The government has played this down, arguing that China trade can continue amid the more diplomatically difficult debate about the need for an investigation into the origins of COVID-19 in Wuhan.
At the same time, the countries seen as alternative economic partners to China – such as India and Indonesia – look like being more damaged by the pandemic, which would make China a continuing good trading partner in the shorter term.
Separate to the China issues, there is the question of whether some companies have become too dependent on just-in-time supply chains for imported components with little understanding of the secondary supply chain risks of their principal import suppliers.
“Separate to the China issues, there is the question of whether some companies have become too dependent on just-in-time supply chains for imported components.”
The government is likely to be emphasising the need for business to shift beyond just-in-time supply chains and suppliers with secondary risks, because this is the one area of improving domestic economic sovereignty that does not require government funding. (Japan, however, has introduced a government-funded scheme to encourage its companies to become less dependent on China.
6. The fundamentals
Rebuilding a competitive manufacturing industry in Australia won’t succeed without some basic foundational changes.

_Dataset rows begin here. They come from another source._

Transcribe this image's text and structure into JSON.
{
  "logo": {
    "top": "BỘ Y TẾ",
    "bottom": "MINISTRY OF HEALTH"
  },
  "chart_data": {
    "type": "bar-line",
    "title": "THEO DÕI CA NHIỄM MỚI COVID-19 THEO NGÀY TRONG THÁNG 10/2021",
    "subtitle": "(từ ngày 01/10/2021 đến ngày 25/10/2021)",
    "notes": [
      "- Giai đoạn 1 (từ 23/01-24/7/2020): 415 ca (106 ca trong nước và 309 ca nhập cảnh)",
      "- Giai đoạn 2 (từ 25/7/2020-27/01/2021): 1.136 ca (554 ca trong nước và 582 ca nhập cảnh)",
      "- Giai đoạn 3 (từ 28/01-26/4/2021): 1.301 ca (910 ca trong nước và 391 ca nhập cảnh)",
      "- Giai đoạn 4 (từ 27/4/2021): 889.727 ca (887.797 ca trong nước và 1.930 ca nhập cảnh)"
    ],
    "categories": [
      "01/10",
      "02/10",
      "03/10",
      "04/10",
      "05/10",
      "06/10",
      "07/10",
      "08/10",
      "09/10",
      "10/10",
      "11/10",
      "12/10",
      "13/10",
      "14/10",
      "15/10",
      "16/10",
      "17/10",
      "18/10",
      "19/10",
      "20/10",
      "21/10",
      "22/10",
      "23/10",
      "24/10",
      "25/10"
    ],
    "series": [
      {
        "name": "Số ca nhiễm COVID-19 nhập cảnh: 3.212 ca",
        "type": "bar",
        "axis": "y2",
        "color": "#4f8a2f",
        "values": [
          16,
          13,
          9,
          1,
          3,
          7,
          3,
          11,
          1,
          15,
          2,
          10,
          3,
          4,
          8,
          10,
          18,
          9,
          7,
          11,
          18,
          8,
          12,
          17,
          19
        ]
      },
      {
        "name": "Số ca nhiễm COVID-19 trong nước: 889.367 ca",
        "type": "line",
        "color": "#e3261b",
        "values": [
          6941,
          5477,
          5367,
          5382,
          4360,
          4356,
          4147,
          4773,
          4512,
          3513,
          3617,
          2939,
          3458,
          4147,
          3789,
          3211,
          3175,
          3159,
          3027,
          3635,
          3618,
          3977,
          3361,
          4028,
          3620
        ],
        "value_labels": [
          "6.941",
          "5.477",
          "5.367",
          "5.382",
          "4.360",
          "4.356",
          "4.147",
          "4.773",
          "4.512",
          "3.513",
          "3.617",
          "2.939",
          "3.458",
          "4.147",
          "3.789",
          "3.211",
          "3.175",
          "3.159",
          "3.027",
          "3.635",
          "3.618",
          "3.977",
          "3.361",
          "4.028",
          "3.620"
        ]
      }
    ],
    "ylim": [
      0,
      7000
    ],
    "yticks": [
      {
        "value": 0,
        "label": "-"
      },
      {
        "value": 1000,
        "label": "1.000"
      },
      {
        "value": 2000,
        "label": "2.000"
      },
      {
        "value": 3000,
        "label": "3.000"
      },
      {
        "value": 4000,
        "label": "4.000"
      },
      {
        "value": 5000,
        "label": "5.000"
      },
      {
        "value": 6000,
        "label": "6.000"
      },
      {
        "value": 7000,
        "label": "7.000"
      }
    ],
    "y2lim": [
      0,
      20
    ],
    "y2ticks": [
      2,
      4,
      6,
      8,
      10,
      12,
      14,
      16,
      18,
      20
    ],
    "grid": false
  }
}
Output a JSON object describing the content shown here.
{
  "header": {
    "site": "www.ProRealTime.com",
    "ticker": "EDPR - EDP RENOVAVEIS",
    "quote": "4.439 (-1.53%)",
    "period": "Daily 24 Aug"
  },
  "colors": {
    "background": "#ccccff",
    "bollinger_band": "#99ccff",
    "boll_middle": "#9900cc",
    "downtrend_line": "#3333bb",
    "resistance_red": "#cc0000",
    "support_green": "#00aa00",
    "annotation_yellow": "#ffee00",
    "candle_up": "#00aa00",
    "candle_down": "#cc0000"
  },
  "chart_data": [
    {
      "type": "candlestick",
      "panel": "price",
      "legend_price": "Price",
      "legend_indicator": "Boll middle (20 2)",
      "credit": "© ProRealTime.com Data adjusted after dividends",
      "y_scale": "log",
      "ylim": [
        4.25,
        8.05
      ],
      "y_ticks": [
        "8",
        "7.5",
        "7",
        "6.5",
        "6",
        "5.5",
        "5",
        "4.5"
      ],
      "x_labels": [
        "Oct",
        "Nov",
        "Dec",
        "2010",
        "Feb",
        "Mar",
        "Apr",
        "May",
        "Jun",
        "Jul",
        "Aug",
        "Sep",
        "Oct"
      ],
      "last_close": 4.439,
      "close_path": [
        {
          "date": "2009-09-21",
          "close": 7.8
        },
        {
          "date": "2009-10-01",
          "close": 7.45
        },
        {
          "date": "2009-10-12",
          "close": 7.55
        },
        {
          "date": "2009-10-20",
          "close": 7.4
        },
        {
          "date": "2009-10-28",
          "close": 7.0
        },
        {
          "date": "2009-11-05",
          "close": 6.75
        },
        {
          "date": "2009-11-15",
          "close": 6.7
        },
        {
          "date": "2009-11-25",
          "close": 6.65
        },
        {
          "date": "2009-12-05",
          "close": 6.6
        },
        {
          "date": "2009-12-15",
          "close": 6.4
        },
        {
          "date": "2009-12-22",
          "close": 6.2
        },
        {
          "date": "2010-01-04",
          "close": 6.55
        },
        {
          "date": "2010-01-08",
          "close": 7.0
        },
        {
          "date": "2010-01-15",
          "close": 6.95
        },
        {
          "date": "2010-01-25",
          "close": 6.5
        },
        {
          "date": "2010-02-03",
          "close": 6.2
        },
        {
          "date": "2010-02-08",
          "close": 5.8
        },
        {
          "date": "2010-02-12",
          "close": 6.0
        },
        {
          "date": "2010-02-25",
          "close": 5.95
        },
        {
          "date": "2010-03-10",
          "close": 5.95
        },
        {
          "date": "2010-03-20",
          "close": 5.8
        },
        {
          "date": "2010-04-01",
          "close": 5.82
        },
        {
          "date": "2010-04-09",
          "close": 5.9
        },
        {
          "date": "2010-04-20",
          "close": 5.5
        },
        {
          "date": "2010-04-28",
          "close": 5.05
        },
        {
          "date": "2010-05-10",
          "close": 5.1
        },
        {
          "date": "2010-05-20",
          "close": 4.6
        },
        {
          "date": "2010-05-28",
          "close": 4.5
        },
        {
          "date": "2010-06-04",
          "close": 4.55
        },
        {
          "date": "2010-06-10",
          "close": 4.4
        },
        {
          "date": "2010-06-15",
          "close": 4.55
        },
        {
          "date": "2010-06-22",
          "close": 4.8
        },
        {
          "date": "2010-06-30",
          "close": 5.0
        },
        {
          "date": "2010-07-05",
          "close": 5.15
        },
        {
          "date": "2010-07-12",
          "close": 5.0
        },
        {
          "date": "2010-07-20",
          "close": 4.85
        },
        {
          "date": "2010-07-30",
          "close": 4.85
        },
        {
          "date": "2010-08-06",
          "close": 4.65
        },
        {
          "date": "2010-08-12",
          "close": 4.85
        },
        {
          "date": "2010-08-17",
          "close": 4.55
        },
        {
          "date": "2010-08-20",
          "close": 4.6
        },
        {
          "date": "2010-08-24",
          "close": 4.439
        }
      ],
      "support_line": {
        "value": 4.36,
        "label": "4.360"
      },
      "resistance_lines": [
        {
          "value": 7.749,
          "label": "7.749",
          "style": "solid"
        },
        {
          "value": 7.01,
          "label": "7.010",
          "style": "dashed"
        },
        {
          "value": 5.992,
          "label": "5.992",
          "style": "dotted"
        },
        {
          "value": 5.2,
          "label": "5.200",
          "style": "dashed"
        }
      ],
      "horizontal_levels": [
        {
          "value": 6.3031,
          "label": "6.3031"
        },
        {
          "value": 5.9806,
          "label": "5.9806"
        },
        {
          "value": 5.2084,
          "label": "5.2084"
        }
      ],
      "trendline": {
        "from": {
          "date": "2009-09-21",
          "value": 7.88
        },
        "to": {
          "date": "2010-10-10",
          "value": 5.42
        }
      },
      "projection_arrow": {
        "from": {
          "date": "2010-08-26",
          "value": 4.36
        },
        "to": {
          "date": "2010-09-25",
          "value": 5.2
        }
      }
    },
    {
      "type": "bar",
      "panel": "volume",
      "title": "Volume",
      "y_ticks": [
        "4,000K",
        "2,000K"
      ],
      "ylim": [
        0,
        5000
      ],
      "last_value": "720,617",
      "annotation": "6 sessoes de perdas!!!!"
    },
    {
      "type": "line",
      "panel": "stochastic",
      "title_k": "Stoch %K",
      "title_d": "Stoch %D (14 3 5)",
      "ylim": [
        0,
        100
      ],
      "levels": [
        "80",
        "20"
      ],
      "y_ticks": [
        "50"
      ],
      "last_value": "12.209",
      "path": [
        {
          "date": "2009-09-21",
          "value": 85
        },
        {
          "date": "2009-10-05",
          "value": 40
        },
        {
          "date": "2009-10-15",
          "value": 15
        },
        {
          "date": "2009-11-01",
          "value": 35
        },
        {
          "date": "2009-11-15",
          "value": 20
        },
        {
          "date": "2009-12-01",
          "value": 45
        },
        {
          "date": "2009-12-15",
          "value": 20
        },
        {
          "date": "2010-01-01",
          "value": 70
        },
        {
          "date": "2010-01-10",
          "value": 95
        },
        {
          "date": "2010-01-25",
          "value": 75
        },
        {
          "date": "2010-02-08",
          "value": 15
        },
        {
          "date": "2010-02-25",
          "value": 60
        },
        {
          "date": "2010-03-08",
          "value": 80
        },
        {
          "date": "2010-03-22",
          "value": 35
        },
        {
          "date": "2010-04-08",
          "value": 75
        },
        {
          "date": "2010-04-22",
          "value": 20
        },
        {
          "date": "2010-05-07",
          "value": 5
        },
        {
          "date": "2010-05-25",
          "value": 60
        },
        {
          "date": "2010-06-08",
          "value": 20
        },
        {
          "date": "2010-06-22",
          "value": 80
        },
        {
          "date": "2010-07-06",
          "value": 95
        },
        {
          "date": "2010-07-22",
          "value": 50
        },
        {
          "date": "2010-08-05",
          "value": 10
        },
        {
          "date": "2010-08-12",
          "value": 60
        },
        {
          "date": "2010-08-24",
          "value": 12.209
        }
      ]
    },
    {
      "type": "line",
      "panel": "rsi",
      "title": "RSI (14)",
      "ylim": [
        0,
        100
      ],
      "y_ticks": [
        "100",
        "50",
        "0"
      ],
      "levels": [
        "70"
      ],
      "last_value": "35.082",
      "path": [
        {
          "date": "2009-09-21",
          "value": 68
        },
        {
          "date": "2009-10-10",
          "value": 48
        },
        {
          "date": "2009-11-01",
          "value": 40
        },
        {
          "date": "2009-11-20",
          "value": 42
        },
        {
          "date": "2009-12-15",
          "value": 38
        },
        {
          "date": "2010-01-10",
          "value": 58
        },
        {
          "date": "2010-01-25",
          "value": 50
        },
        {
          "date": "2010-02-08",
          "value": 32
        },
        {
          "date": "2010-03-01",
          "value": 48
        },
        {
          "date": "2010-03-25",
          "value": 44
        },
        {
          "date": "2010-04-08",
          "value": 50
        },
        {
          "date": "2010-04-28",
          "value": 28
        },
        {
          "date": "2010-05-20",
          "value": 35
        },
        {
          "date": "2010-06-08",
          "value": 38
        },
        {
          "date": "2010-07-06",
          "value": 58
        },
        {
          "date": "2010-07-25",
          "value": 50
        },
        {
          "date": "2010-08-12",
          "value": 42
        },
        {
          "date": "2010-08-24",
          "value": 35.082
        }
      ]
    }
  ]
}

These range from a greater focus on science and technology in the education system to a more stable energy system, possibly through domestic gas reservation.
Then there are even broader issues, including industrial relations to improve worker flexibility and new approaches to tax such as cash-flow taxation to encourage investment.
This is an old debate, but it seems set for a more targeted revival if domestic economic sovereignty really takes off as a new political priority.